Wherever the Supreme Court's Jackson, Mich., decision eventually carries affirmative action, one thing is already crystal clear. All five opinions show that the Reagan administration, though winning the case, has lost its fight against "reverse discrimination."

The chief spear-carrier in that fight has been William Bradford Reynolds, head of the Justice Department's civil rights division. Reynolds has crusaded for "colorblindness," the legal standard fatefully bypassed 90 years ago in the Plessy case, giving the nation some 60 years of Jim Crow. It was and is an honorable standard, and Reynolds has defended it eloquently and seriously.

Under that austere standard, however, no "affirmative action" remedy for past racial wrongs could be countenanced except on a showing of specific personal injury. Oddly, the Reynolds standard of colorblindness was the liberal ideal for civil rights until the late 1960s. Beginning with the big-city riots, however, more aggressive plans for redressing the Jim Crow legacy began to emerge, including schemes involving "reverse discrimination," race consciousness and even racial quotas.

The era of colorblindness was too brief but will surely have a future. For even if reverse discrimination is justifiable as a temporary expedient, overindulgence could make civil-rights law into a checkerboard of capricious preferences.

But for the moment, the Jackson decision plainly says that the Supreme Court has not been sold on the Reynolds standard of colorblindness. And the reasons are clearly and persuasively spelled out in Justice Lewis Powell's plurality -- and controlling -- opinion.

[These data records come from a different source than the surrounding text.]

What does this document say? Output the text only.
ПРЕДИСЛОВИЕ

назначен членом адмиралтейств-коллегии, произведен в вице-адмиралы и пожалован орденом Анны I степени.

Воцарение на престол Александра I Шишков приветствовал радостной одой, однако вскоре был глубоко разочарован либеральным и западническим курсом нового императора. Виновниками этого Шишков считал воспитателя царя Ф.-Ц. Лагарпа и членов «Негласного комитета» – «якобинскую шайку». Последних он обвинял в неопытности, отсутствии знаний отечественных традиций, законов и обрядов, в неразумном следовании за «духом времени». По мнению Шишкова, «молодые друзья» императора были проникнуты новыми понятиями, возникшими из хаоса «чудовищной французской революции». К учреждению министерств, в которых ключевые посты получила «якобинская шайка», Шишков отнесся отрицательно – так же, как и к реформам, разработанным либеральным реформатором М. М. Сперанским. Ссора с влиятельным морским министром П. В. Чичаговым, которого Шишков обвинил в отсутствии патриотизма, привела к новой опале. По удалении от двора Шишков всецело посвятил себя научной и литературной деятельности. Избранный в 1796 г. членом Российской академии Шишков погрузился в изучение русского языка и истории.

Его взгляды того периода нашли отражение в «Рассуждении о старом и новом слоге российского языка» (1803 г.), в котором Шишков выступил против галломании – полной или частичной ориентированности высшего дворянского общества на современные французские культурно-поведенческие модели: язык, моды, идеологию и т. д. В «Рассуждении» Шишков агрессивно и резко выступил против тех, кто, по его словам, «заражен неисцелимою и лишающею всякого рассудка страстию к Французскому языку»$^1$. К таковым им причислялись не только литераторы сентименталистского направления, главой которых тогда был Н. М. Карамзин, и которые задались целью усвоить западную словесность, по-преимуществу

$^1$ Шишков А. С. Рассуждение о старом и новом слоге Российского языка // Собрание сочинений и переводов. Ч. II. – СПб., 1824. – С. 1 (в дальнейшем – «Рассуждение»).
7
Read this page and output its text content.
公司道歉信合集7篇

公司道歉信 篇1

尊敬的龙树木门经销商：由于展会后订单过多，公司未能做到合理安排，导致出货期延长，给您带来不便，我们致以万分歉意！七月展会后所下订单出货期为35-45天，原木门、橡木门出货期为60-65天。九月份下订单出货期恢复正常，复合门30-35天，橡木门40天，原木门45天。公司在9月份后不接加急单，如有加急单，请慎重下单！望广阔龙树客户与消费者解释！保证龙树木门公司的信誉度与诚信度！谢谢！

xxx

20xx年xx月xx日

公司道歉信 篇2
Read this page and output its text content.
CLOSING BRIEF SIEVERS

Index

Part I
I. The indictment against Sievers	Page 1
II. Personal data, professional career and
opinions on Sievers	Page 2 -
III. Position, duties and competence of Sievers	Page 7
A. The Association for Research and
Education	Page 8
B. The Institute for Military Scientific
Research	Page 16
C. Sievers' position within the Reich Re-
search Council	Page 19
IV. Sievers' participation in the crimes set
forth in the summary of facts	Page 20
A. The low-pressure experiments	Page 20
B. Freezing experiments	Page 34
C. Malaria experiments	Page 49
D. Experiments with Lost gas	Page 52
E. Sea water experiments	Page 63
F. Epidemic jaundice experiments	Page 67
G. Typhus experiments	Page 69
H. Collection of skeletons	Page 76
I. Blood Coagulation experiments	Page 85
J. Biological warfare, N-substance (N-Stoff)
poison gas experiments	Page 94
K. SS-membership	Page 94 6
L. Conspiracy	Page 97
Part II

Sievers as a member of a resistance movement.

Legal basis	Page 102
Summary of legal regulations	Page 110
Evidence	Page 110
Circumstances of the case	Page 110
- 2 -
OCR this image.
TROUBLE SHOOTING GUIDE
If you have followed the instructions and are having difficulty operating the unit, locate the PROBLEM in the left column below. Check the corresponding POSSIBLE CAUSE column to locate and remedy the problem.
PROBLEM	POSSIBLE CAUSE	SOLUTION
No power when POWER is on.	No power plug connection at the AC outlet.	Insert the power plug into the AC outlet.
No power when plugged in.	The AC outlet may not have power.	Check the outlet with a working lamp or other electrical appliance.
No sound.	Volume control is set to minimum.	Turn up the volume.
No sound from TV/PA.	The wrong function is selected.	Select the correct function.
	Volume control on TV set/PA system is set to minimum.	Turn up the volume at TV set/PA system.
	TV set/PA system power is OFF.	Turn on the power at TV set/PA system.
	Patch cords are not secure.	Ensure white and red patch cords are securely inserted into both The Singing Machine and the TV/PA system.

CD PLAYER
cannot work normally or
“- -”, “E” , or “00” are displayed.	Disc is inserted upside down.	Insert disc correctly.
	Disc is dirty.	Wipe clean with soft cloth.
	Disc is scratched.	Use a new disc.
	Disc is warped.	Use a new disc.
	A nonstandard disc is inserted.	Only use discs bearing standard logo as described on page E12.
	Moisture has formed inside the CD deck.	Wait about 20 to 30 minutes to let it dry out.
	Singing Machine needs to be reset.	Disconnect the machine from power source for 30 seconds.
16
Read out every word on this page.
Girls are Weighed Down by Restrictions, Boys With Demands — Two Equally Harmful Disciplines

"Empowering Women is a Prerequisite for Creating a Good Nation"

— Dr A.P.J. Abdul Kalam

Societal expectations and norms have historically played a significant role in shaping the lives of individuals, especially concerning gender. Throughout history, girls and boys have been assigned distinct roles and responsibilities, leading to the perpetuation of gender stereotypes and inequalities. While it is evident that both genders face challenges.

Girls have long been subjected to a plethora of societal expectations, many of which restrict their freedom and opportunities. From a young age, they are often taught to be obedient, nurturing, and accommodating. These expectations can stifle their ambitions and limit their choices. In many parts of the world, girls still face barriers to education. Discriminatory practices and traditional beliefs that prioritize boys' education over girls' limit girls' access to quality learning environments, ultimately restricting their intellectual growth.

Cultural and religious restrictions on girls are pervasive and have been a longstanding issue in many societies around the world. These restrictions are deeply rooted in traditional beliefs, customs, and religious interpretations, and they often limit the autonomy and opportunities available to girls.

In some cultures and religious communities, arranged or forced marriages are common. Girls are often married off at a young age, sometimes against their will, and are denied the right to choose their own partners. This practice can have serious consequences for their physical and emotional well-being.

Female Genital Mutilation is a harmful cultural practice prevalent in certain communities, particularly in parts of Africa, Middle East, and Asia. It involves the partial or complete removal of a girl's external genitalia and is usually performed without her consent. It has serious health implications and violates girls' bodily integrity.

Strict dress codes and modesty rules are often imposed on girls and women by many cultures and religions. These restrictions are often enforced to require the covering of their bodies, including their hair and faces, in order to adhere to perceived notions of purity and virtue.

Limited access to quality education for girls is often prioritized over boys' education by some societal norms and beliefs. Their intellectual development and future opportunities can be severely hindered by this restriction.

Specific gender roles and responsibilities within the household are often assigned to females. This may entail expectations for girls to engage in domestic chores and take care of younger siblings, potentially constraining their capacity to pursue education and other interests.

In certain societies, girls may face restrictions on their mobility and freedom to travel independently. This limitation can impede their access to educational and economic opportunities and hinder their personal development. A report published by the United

It was Justice Powell who rescued the Bakke decision eight years ago from a choice between two troublesome extremes. His controlling opinion in that case neither endorsed the racial-quota system under which Alan Bakke had been excluded from a California state medical school in favor of less qualified minority applicants, nor did it rule race completely out of bounds in college admissions procedures, as presumably a strict "colorblind" standard would.

Powell's sensible compromise, defended with his usual lucidity and thoughtfulness, was that race might be considered -- but only as one of many balanced admissions criteria. He cited the example of Harvard College, which gives weight, though not decisively, to race even as it gives weight to geography, grades and test scores.

Once again, in another important affirmative-action decision, the court has found a center of gravity and agreement in Powell. He leaves no doubt of his distaste for racial categories and abhors the idea of burdening innocent persons for the sake of transcendent social goals.

But he recognizes, as do all the justices with various degrees of enthusiasm, that this must sometimes be done. "As part of this nation's dedication to eradicating racial discrimination," he writes, "innocent persons may be called upon to bear some of the burden of the remedy." Powell, to his credit, declines to disguise or prettify this painful fact -- and it is painful.

The question, always, is what pain, with what justification, an innocent party might be called upon to bear for a larger public policy. What decided Powell against the Jackson plan -- a layoff scheme for schoolteachers that violated seniority custom to preserve minority faculty ratios -- was not that it took account of race. It was that the plan (entered into under the pressure of racial unrest between the Jackson school board and the teachers union) was not clearly based on an actual history of discrimination. A vague history of "societal discrimination," though no one would deny it, is not enough to justify placing such a burden on people who happen to be the wrong color. Powell also noted, sensibly, that layoffs are far more disruptive to careers than discrimination in hiring plans.

Powell's emergence as the consensus voice of the court perhaps makes the medicine a bit more palatable to stern advocates of strict colorblindness. He certainly cannot be suspected of tampering lightly with basic constitutional principles.

And anyway, this thorny issue is far from conclusively settled. The defects of color-conscious remedies for racial discrimination are many and obvious, while the only clear defect of colorblindness is that it works uncertainly and slowly to leaven entrenched institutional discrimination. Otherwise, it remains an unassailable principle of justice.